Example 3 (Production of β-hydroxy-γ-butyrolactone with nickel catalyst)
A crude 4-hydroxy-dihydrofuran was prepared in the same manner as in Example 1 except that 0.12 g of a sponge nickel catalyst (manufactured by Kawaken Fine Chemicals; trade name “NDHT90-M”) was used instead of the rhodium alumina catalyst. 2-one (compound represented by formula (2)) was obtained as a mixture with tetronic acid.
The yield of 4-hydroxy-dihydrofuran-2-one was 0.40 mol%.

Example 4 (Production of β-hydroxy-γ-butyrolactone with nickel catalyst)
Add 20 ml of water and 4.5 g of sodium hydroxide to an Erlenmeyer flask with a capacity of 100 ml, add 1.00 g of Ni / Al alloy (manufactured by Kawaken Fine Chemicals; ND type), and then in a 100 ° C. hot water bath for 45 minutes. Expanded. Thereafter, it was washed 5 times with water and once with tetrahydrofuran (THF).
THF was added to the nickel catalyst thus prepared to make a total slurry of 1.2 g, 100 mg of tetronic acid and 2.0 ml of THF were further added, and the reaction was carried out at 80 ° C. for 5 hours under 5 MPa hydrogen. Thereafter, the system was returned to room temperature and normal pressure, filtered and concentrated to obtain crude 4-hydroxy-dihydrofuran-2-one (compound represented by formula (2)). Tetronic acid conversion was 90% and reaction selectivity was 90%.
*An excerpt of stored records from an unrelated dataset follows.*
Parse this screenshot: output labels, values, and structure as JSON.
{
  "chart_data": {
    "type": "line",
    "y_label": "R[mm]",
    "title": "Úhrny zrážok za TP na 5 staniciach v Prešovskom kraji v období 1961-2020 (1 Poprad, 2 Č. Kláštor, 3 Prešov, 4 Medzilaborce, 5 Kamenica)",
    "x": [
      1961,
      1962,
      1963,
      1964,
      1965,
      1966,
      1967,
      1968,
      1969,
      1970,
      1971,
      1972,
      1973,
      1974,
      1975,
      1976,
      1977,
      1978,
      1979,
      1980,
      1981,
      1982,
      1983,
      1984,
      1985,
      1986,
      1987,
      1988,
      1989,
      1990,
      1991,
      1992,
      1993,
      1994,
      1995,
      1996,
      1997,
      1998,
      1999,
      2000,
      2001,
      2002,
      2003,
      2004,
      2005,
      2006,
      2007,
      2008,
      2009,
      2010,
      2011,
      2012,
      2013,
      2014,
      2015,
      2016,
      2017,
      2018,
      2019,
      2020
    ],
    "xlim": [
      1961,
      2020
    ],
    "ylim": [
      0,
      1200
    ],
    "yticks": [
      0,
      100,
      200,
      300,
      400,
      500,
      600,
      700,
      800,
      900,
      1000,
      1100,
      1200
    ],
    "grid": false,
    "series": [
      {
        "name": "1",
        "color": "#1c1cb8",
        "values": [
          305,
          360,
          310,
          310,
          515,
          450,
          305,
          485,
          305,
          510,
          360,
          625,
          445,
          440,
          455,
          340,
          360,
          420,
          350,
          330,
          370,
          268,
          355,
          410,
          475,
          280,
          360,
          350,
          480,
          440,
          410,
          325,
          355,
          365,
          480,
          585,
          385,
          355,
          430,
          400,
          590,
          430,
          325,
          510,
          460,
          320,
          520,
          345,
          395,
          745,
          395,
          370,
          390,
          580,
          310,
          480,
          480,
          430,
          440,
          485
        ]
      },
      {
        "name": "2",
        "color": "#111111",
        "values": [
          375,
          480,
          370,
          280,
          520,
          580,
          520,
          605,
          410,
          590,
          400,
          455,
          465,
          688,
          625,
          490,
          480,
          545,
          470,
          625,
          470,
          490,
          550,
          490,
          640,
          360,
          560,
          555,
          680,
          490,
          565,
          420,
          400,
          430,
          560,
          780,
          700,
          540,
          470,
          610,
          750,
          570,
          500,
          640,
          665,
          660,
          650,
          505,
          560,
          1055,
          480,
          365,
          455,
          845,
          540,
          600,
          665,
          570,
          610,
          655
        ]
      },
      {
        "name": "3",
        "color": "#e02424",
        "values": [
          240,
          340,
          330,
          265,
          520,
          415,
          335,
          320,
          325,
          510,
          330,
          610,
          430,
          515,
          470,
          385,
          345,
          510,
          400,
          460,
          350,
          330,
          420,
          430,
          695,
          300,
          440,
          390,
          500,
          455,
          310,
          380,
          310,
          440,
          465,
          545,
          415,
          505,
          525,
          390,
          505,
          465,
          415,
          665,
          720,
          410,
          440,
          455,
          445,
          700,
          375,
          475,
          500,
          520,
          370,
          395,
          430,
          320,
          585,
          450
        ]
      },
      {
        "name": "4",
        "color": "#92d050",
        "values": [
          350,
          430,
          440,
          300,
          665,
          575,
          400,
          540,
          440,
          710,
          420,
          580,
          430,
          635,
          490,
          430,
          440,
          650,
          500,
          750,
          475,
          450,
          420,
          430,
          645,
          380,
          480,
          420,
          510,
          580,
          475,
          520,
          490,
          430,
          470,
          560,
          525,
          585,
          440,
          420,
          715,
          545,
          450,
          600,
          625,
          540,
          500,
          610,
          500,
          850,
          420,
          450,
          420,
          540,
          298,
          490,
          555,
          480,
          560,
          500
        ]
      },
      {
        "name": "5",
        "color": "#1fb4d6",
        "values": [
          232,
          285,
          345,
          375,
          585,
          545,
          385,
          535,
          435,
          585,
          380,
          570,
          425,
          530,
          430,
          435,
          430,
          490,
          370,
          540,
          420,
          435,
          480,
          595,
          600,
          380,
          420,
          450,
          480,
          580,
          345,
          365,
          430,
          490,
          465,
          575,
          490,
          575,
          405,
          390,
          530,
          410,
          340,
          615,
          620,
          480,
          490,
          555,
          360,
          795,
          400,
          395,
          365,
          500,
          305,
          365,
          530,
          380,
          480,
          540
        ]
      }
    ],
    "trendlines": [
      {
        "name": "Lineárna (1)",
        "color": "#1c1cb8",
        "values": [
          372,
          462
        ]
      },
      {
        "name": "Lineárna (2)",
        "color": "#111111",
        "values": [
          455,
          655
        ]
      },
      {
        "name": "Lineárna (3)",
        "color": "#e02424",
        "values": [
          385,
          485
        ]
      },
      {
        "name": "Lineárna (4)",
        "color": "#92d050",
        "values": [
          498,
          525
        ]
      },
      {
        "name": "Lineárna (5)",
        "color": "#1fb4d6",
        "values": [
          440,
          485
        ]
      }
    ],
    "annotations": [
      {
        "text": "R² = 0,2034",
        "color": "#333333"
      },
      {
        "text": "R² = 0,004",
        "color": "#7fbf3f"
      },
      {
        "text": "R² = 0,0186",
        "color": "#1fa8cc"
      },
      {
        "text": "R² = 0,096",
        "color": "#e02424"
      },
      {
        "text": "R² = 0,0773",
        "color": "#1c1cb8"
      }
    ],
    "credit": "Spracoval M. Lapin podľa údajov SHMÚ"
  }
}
Example 5 (Production of β-hydroxy-γ-butyrolactone with palladium carbon catalyst)
Tetronic acid 50 mg, palladium carbon catalyst (manufactured by NE Chemcat) 50 mg, and tetrahydrofuran (THF) 2.0 ml were reacted at 50 ° C. for 5 hours under 5 MPa hydrogen. Thereafter, the system was returned to room temperature and normal pressure, filtered and concentrated to obtain crude 4-hydroxy-dihydrofuran-2-one (compound represented by formula (2)). Tetronic acid conversion was 50% and reaction selectivity was 90%.

Claims (4)

Tetronic acid represented by the following formula (1)

By reducing the following formula (2)

The manufacturing method of (beta) -hydroxy-gamma-butyrolactone which obtains (beta) -hydroxy-gamma-butyrolactone represented by these.   The method for producing β-hydroxy-γ-butyrolactone according to claim 1, wherein hydrogen is used as a reducing agent.   The method for producing β-hydroxy-γ-butyrolactone according to claim 1 or 2, wherein the reduction is performed in the presence of a catalyst.   The method for producing β-hydroxy-γ-butyrolactone according to claim 3, wherein the catalyst is a solid catalyst.